In a consonant piece of music things fit together well. There may be many variations in timbre, intensity, tempo and the like, but everything fits together so well it may even seem inevitable. I am particularly fond of the Rachmaninoff piano concerto 3. It has all the elements of great music where we experience the full range of emotions. It’s a long piece with many variations but in the end it all works. In great music, there are periodic cycles of rising and falling tension, variations on a theme, and often many voices at work but taken together as a whole it can be a satisfying experience. The same is true for other forms of art.
Dissonance is quite different. There is something that seems out of place and disjointed from the rest. At some point there is a level of discomfort that arises and a tension created that begs for some resolution. Now, this dissonance need not be by accident. One example of this can be seen in jazz. A dissonance is introduced to create tension but eventually there is a resolution such that, in total, it makes sense. We feel relieved that it wasn’t just left hanging there.
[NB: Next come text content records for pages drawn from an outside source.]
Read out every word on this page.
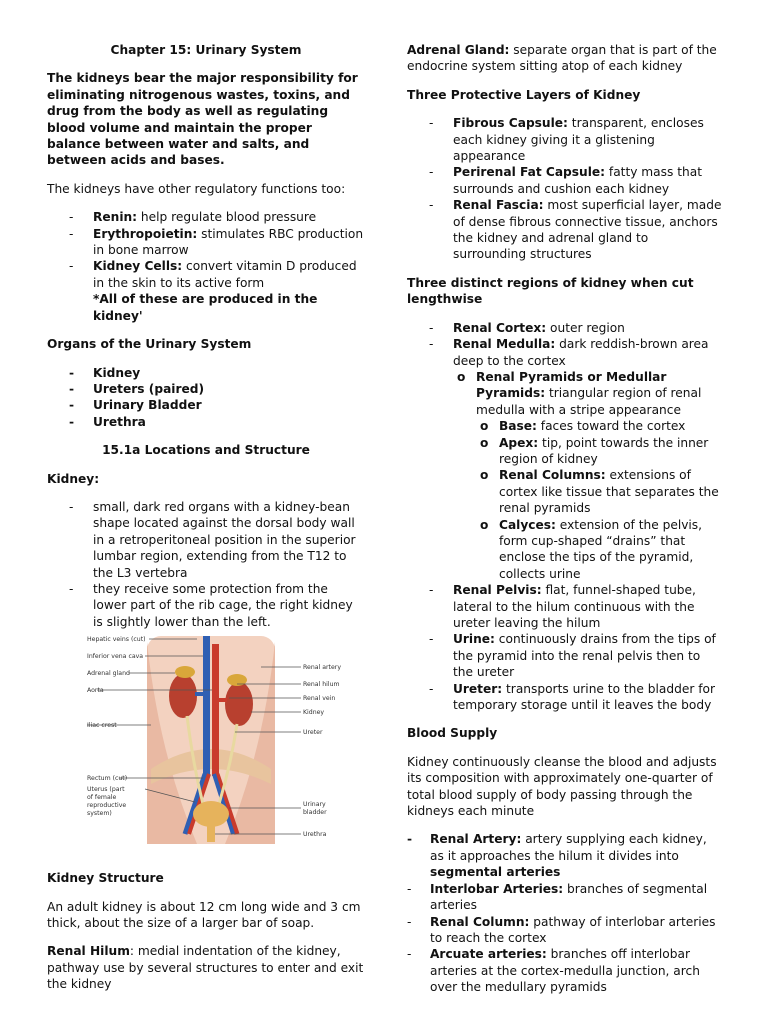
Chapter 15: Urinary System

The kidneys bear the major responsibility for eliminating nitrogenous wastes, toxins, and drug from the body as well as regulating blood volume and maintain the proper balance between water and salts, and between acids and bases.

The kidneys have other regulatory functions too:

- Renin: help regulate blood pressure
- Erythropoietin: stimulates RBC production in bone marrow
- Kidney Cells: convert vitamin D produced in the skin to its active form

*All of these are produced in the kidney'

Organs of the Urinary System

- Kidney
- Ureters (paired)
- Urinary Bladder
- Urethra

15.1a Locations and Structure

Kidney:

- small, dark red organs with a kidney-bean shape located against the dorsal body wall in a retroperitoneal position in the superior lumbar region, extending from the T12 to the L3 vertebra
- they receive some protection from the lower part of the rib cage, the right kidney is slightly lower than the left.
Hepatic veins (cut)
Inferior vena cava
Adrenal gland
Aorta
Iliac crest
Rectum (cut)
Uterus (part of female reproductive system)
Renal artery
Renal hilum
Renal vein
Kidney
Ureter
Urinary bladder
Urethra

Kidney Structure

An adult kidney is about 12 cm long wide and 3 cm thick, about the size of a larger bar of soap.

Renal Hilum: medial indentation of the kidney, pathway use by several structures to enter and exit the kidney

Adrenal Gland: separate organ that is part of the endocrine system sitting atop of each kidney

Three Protective Layers of Kidney

- Fibrous Capsule: transparent, encloses each kidney giving it a glistening appearance
- Perirenal Fat Capsule: fatty mass that surrounds and cushion each kidney
- Renal Fascia: most superficial layer, made of dense fibrous connective tissue, anchors the kidney and adrenal gland to surrounding structures

Three distinct regions of kidney when cut lengthwise

- Renal Cortex: outer region
- Renal Medulla: dark reddish-brown area deep to the cortex
o Renal Pyramids or Medullar Pyramids: triangular region of renal medulla with a stripe appearance
o Base: faces toward the cortex
o Apex: tip, point towards the inner region of kidney
o Renal Columns: extensions of cortex like tissue that separates the renal pyramids
o Calyces: extension of the pelvis, form cup-shaped “drains” that enclose the tips of the pyramid, collects urine
- Renal Pelvis: flat, funnel-shaped tube, lateral to the hilum continuous with the ureter leaving the hilum
- Urine: continuously drains from the tips of the pyramid into the renal pelvis then to the ureter
- Ureter: transports urine to the bladder for temporary storage until it leaves the body

Blood Supply

Kidney continuously cleanse the blood and adjusts its composition with approximately one-quarter of total blood supply of body passing through the kidneys each minute

- Renal Artery: artery supplying each kidney, as it approaches the hilum it divides into segmental arteries
- Interlobar Arteries: branches of segmental arteries
- Renal Column: pathway of interlobar arteries to reach the cortex
- Arcuate arteries: branches off interlobar arteries at the cortex-medulla junction, arch over the medullary pyramids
Also, no one has made a case for any final static Unity or "perfection" of the sort you keep referencing. You are simply imposing that strawman on Cleric. I am sure Steve holds to the possibility and high probability that humanity approaches higher knowledge of the Divine realm in an ever-expanding process. Not a multiverse of separate Divine realms for each tradition and for each person, but One unified Divine realm. If not, then he would have some serious problems reconciling with Christian scripture.